Os profissionais de saúde, por sua vez, quando adotam práticas
espirituais, passam a olhar aquele que padece, não como um doente, mas como um
ser humano que necessita de cuidados. Também aprendem que, para aliviar a dor
do outro, é necessário abraçar essa dor com aconchego e sofrer junto. Isso é muito importante e
aprofunda o acolhimento, mas essas práticas isoladamente não são budismo.
O budismo propõe uma compreensão das causas do nosso sofrimento e
apresenta a possibilidade de sua transformação. Assim é que o Buda
frequentemente é referido como médico, que, com seus ensinamentos, pode nos
ajudar a controlar nossos distúrbios causados pelo apego, raiva e ignorância.

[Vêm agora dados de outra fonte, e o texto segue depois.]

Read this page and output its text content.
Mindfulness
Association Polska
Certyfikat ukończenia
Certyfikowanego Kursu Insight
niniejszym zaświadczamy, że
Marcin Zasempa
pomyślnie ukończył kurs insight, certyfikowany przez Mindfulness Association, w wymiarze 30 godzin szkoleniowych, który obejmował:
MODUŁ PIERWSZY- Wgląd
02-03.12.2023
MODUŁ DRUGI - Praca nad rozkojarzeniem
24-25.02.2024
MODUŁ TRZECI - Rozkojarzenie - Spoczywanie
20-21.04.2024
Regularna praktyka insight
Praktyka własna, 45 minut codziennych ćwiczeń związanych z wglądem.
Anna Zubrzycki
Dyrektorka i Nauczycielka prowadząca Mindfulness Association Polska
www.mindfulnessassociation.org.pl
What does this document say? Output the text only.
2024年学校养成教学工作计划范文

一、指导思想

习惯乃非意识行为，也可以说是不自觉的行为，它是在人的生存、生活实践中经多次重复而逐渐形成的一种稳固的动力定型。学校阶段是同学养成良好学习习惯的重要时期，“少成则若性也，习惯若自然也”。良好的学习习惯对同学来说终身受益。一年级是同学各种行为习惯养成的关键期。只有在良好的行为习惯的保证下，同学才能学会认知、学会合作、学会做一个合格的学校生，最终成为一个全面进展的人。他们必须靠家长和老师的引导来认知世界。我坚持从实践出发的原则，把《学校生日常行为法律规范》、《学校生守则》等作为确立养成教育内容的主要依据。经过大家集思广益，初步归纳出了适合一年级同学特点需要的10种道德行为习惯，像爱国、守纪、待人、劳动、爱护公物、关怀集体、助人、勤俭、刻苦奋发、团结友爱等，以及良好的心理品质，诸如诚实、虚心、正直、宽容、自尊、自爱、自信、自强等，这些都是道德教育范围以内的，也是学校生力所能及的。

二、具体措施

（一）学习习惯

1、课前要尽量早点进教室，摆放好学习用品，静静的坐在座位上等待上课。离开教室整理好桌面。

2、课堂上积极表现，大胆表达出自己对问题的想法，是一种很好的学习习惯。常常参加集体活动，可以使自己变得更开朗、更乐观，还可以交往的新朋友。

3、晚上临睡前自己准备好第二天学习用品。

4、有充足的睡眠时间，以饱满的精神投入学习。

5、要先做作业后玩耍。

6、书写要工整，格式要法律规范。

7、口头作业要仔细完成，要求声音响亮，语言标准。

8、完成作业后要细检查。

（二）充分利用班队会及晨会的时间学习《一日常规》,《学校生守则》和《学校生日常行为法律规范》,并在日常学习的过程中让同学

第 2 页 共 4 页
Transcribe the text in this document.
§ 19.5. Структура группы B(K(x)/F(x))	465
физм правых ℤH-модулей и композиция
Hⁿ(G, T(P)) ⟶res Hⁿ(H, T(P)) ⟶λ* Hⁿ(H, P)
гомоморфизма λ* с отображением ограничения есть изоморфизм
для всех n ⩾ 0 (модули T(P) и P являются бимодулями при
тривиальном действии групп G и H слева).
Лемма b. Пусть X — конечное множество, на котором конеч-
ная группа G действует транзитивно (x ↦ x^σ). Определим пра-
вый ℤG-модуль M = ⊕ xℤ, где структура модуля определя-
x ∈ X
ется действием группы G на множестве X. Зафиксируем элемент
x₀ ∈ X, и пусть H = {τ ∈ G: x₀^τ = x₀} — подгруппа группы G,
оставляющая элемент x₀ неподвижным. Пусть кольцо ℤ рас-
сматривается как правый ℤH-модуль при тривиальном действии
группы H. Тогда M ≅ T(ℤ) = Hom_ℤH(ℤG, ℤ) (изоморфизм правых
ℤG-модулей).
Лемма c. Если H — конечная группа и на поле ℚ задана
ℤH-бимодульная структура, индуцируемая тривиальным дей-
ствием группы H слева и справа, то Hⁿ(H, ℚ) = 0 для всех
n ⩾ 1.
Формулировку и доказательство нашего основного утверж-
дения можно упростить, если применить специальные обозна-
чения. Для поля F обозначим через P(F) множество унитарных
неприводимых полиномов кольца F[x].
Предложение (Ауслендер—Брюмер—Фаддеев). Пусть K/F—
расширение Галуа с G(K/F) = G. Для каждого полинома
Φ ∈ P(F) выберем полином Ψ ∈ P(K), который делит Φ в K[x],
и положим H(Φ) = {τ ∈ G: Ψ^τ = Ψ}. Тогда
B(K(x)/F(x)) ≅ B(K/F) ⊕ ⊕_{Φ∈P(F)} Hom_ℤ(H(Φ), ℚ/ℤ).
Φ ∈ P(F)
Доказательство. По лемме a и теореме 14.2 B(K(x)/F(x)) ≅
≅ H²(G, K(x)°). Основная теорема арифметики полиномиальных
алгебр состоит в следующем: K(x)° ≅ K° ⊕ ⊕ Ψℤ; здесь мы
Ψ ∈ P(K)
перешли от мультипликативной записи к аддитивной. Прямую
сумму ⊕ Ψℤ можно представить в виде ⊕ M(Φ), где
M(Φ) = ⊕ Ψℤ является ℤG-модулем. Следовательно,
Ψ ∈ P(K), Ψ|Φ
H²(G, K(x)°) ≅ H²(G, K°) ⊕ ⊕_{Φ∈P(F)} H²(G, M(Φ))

E, como já foi dito, “se você quer curar seu corpo físico, não procure o
budismo. O budismo só cura os males da sua mente: ignorância, cólera e desejos
desenfreados”.
Entendo que o budismo deve ser procurado para vivenciar novas
experiências e expandir nossa capacidade mental, dirigida a um profundo
entendimento da realidade tal como ela é, e que deverá ser abraçada com
consciência plena. Só assim o budismo pode nos ajudar a reconhecer, aceitar e
abordar as questões não resolvidas, nos aceitando exatamente como nós somos.
Caso contrário, estaremos nos enganando e nos mantendo presos a pensamentos e
comportamentos disfuncionais.
O budismo entrou em minha vida após uma perda na minha saúde
física e mental. O budismo não me curou, porque continuo sendo uma pessoa cheia
de defeitos. Porém o budismo diminuiu de forma importante minha arrogância,
prepotência e minha crença de que deveria estar sempre lutando contra a morte.
E me fez compreender que somos todos iguais e que, se em algum momento estou em
situação privilegiada, isto pode ser devido ao sofrimento do outro.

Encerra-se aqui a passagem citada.